In a recent profile of the 38-year-old writer-director, Time magazine shrilled that Solondz's feature debut, Welcome to the Dollhouse, “exuded a deadpan contempt for its characters.” Other reviewers had gone so far as to call it “hateful,” even “evil.” Those folks must find his latest work absolutely diabolical. While Solondz's film Happiness has garnered mostly glowing notices, it's also sealed his reputation as an auteur of millennial cynicism. Even those who haven't found the characters objectionable have found the film's Weltanschauung to be relentlessly dour, hopeless. It's true that Happiness – an arid, arsenic-spiked comedy – presents a universe whose mechanics crush and thwart the titular goal. The film rifles through tabloid issues to get at their essences – reflecting a culture whose inhabitants are isolated, lonely, clumsy at communication and connection, whose desires are mangled in perversion or desperation, or both. It's also a film with an understated but substantial compassion toward its characters. If Dawn, the lead little girl in Dollhouse, grew up to be a filmmaker, Happiness might be the movie she'd make.

“Look,” says Solondz about his latest work, his pinched voice rising slightly, “it's a difficult frickin' movie, and it's not for everyone. But I think there most definitely is compassion in this film. And that's where the comedy comes in, the laughter. If those moments weren't in the film, it would be unbearable. That's assuming you're not laughing out of some kind of superiority, which is a terrible kind of laughter – to laugh out of contempt for a character. But if you're laughing because you recognize a kind of truth, that's the best kind.
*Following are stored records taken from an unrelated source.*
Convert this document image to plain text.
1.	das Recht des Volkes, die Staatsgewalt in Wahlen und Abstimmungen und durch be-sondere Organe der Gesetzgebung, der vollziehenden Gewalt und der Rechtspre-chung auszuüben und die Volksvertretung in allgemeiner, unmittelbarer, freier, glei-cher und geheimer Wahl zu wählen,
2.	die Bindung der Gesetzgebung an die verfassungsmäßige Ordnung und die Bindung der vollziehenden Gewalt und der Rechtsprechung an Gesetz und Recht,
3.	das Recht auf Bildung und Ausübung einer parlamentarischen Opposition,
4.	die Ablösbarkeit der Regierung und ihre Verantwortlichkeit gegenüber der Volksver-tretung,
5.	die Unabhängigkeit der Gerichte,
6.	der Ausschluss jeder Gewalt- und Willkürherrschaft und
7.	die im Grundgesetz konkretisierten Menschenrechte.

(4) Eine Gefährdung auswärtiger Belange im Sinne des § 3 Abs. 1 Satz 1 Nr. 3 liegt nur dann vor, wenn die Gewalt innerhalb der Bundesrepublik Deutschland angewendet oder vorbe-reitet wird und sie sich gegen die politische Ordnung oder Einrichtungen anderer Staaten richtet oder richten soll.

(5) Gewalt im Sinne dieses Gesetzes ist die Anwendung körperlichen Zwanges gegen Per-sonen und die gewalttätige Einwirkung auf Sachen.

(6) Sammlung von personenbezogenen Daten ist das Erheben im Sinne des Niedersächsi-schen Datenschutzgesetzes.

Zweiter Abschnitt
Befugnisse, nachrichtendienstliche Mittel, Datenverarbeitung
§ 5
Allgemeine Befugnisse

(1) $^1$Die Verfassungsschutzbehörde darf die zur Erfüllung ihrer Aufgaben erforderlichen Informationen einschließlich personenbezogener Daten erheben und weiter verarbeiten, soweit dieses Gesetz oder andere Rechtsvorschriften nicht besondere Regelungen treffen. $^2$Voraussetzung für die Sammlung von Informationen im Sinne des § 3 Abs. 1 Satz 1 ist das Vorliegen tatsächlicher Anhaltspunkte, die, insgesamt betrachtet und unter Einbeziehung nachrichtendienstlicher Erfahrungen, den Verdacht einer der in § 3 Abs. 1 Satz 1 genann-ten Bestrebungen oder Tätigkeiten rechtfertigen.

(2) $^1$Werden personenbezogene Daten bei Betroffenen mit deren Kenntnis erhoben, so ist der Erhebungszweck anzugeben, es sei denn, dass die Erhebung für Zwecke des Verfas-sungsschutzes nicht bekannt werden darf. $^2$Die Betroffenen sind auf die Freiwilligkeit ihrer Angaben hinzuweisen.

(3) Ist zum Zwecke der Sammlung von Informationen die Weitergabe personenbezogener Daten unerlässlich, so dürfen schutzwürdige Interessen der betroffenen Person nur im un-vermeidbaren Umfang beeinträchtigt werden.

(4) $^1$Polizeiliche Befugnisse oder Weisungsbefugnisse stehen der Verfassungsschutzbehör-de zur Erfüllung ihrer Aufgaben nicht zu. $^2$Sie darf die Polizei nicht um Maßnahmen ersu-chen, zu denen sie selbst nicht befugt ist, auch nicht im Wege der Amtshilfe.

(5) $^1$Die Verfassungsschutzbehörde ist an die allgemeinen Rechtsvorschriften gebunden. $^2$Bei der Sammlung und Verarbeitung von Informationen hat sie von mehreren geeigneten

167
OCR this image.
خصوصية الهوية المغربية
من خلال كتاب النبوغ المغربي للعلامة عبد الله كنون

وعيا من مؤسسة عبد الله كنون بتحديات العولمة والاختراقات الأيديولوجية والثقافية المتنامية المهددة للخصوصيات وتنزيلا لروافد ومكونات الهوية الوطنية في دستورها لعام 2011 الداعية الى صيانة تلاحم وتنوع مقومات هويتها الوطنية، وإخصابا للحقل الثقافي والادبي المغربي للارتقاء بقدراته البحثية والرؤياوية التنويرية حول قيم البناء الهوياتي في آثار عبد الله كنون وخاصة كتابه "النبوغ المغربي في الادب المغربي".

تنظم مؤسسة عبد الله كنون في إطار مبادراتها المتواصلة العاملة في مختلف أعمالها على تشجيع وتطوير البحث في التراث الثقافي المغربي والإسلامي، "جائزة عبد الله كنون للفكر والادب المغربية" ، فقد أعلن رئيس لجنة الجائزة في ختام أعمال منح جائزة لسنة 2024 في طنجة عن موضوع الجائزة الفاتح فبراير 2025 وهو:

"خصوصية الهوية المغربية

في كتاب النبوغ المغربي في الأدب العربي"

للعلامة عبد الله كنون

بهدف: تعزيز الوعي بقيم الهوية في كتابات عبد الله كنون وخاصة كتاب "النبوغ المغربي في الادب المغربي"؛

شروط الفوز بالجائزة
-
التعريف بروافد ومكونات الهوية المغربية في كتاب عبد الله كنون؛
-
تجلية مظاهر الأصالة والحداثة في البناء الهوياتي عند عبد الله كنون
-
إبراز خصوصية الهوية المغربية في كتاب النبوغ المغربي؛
You're saying with your laugh, 'I understand.'”

I tell Solondz that it was on my second viewing of the film that I finally understood my impatience and frustration with Joy, one of the story's three anchors, played by Jane Adams. She's the sister who seems most defenseless in the world, who makes the most glaringly bad choices. It was the glimmer of self-recognition that made her so hard to watch, and that's what makes both of Solondz's films so powerful. Most people go to the movies to watch themselves reflected back as hero or heroine, and Hollywood caters, if not panders, to that desire. Solondz's films let you either recognize the “loser” within, or at least see the world through her eyes. For those in the latter camp, the rush from Solondz's films is that they do what old art-house and foreign films used to: They take you into other worlds, broaden your perspective and emotional/aesthetic/psychological palate. He laughs sympathetically when I tell him I identified with Joy.

“Oh, no!” he grins. “That's, well, that's . . . You know, I was very emphatic with Jane [Adams] that this character is not dumb. It's very important that we sense that she's not dumb but at sea. She's something of a lost soul. I always felt she would be a way in which audiences could connect to this world, because so many of the other characters are very off-putting. And, in a certain way, I'm very hopeful for her at the end. She's stronger, wiser. She feels a kind of triumph when she dumps the second guy. So, if there's hope for her,” he chuckles, “then maybe there's hope for you.”